First, from Kaiser Health News, which reported in September that the University of Virginia Health System sued 36,000 patients over six years for more than $100 million, and used aggressive tactics, including seizing wages and savings, which resulted in bankrupting some families. The health system even blocked a UVA undergrad’s enrollment because of an outstanding medical bill, as well as suing 100 of its own employees each year for billing issues. In the intervening months, UVA Health System first said it was well within in rights under the law to collect debt, but now says it will scale back on the reach of its collection activities. However, this may be a little too late as the health system’s own doctors and UVA faculty are speaking out. As stated in the article, “the system’s practices undermined their efforts to improve care for middle- and lower-income families and was not in keeping with an ethos of putting patients first.”
Meanwhile, the patient’s ability to pay came to a head at a recent Heart Failure Society of America meeting, where one of the lead physician authors on a pivotal, Pfizer-funded study of tafamidis publicly decried the drugmaker for the $651-a-day cost of the treatment. In an article published by Bloomberg, Dr. Mathew Maurer said: “[The drug] is equal to a patient’s food budget for a month. Drugs don’t work if people can’t afford to take them…and the pharmaceutical company’s $225,000-a-year price was well out of bounds.”

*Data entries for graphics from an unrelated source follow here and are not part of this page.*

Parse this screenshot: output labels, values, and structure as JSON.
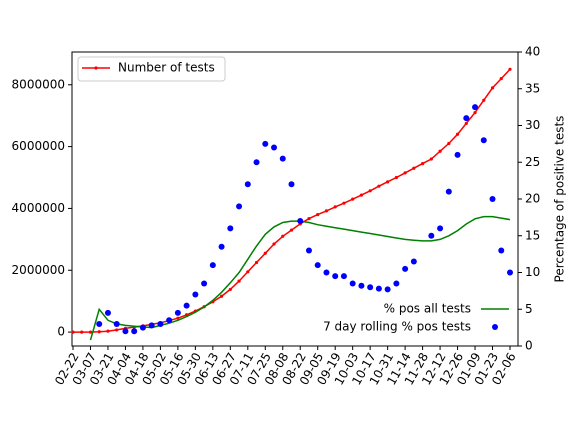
{
  "chart_data": {
    "type": "line",
    "categories": [
      "02-22",
      null,
      "03-07",
      null,
      "03-21",
      null,
      "04-04",
      null,
      "04-18",
      null,
      "05-02",
      null,
      "05-16",
      null,
      "05-30",
      null,
      "06-13",
      null,
      "06-27",
      null,
      "07-11",
      null,
      "07-25",
      null,
      "08-08",
      null,
      "08-22",
      null,
      "09-05",
      null,
      "09-19",
      null,
      "10-03",
      null,
      "10-17",
      null,
      "10-31",
      null,
      "11-14",
      null,
      "11-28",
      null,
      "12-12",
      null,
      "12-26",
      null,
      "01-09",
      null,
      "01-23",
      null,
      "02-06"
    ],
    "y2label": "Percentage of positive tests",
    "ylim": [
      -450000,
      9060000
    ],
    "yticks": [
      0,
      2000000,
      4000000,
      6000000,
      8000000
    ],
    "y2lim": [
      0,
      40
    ],
    "y2ticks": [
      0,
      5,
      10,
      15,
      20,
      25,
      30,
      35,
      40
    ],
    "grid": false,
    "series": [
      {
        "name": "Number of tests",
        "color": "#ff0000",
        "line": true,
        "marker": true,
        "legend": "upper left",
        "values": [
          0,
          0,
          0,
          10000,
          30000,
          70000,
          120000,
          160000,
          200000,
          250000,
          300000,
          370000,
          450000,
          560000,
          680000,
          820000,
          980000,
          1160000,
          1380000,
          1650000,
          1950000,
          2250000,
          2550000,
          2850000,
          3100000,
          3300000,
          3500000,
          3670000,
          3800000,
          3920000,
          4050000,
          4170000,
          4300000,
          4430000,
          4570000,
          4720000,
          4860000,
          5000000,
          5150000,
          5300000,
          5450000,
          5600000,
          5850000,
          6100000,
          6400000,
          6750000,
          7100000,
          7500000,
          7900000,
          8200000,
          8500000
        ]
      },
      {
        "name": "% pos all tests",
        "color": "#008000",
        "line": true,
        "marker": false,
        "legend": "lower right",
        "axis": "y2",
        "values": [
          null,
          null,
          0.8,
          5,
          3.5,
          3,
          2.8,
          2.7,
          2.6,
          2.5,
          2.8,
          3.1,
          3.5,
          4,
          4.6,
          5.3,
          6.2,
          7.3,
          8.6,
          10,
          11.8,
          13.6,
          15.2,
          16.2,
          16.8,
          17,
          17,
          16.8,
          16.5,
          16.3,
          16.1,
          15.9,
          15.7,
          15.5,
          15.3,
          15.1,
          14.9,
          14.7,
          14.5,
          14.4,
          14.3,
          14.3,
          14.5,
          15,
          15.7,
          16.6,
          17.3,
          17.6,
          17.6,
          17.4,
          17.2
        ]
      },
      {
        "name": "7 day rolling % pos tests",
        "color": "#0000ff",
        "line": false,
        "marker": true,
        "legend": "lower right",
        "axis": "y2",
        "values": [
          null,
          null,
          null,
          3,
          4.5,
          3,
          2,
          2,
          2.5,
          2.8,
          3,
          3.5,
          4.5,
          5.5,
          7,
          8.5,
          11,
          13.5,
          16,
          19,
          22,
          25,
          27.5,
          27,
          25.5,
          22,
          17,
          13,
          11,
          10,
          9.5,
          9.5,
          8.5,
          8.2,
          8,
          7.8,
          7.7,
          8.5,
          10.5,
          11.5,
          null,
          15,
          16,
          21,
          26,
          31,
          32.5,
          28,
          20,
          13,
          10
        ]
      }
    ]
  }
}
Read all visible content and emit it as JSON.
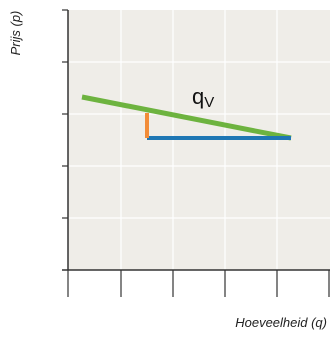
{
  "diagram": {
    "y_axis_label": "Prijs (p)",
    "x_axis_label": "Hoeveelheid (q)",
    "curve_label_main": "q",
    "curve_label_sub": "V",
    "colors": {
      "plot_background": "#efede8",
      "grid": "#ffffff",
      "axis": "#333333",
      "curve": "#6db33f",
      "horizontal_step": "#1f77b4",
      "vertical_step": "#f28c38"
    }
  }
}
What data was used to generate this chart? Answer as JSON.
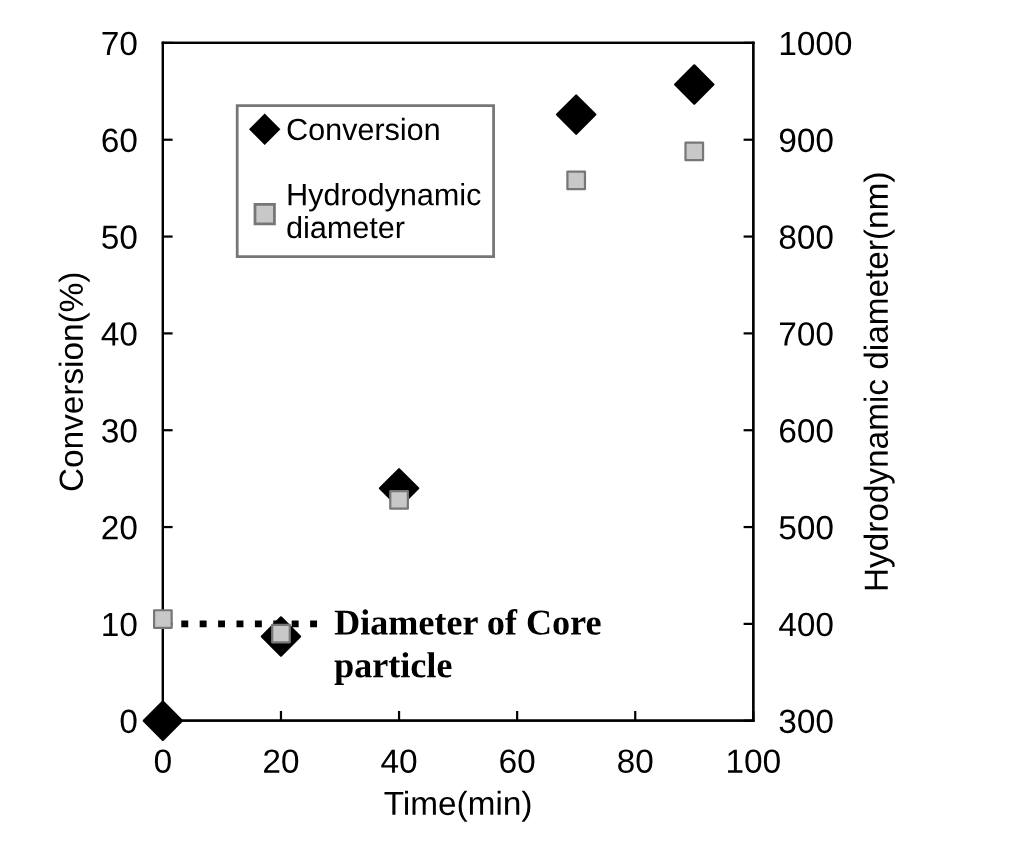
{
  "chart_data": {
    "type": "scatter",
    "xlabel": "Time(min)",
    "ylabel": "Conversion(%)",
    "y2label": "Hydrodynamic diameter(nm)",
    "x": [
      0,
      20,
      40,
      70,
      90
    ],
    "series": [
      {
        "name": "Conversion",
        "color": "#000000",
        "marker": "diamond",
        "values": [
          0,
          8.7,
          24,
          62.6,
          65.7
        ]
      },
      {
        "name": "Hydrodynamic diameter",
        "color": "#c8c8c8",
        "marker": "square",
        "axis": "y2",
        "values": [
          405,
          390,
          528,
          858,
          888
        ]
      }
    ],
    "xlim": [
      0,
      100
    ],
    "xticks": [
      0,
      20,
      40,
      60,
      80,
      100
    ],
    "ylim": [
      0,
      70
    ],
    "yticks": [
      0,
      10,
      20,
      30,
      40,
      50,
      60,
      70
    ],
    "y2lim": [
      300,
      1000
    ],
    "y2ticks": [
      300,
      400,
      500,
      600,
      700,
      800,
      900,
      1000
    ],
    "ref_lines": [
      {
        "axis": "y2",
        "value": 400,
        "label": "Diameter of Core particle",
        "color": "#000000",
        "line_style": "dotted"
      }
    ],
    "grid": false,
    "legend": "top left"
  }
}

In the article, Pfizer explains its rationale for the pricing, as well as saying it does offer patient assistance for accessing the drug. However, the Bloomberg piece cites the debate around whether the drug is actually treating a rare disease-Pfizer’s justification for the high cost-or if the true market for the product is much larger than what rare is defined as.
What all of these developments, in different areas, mean for the Market Access function remains to be seen. Clearly, this function will be tackling much more in the coming years.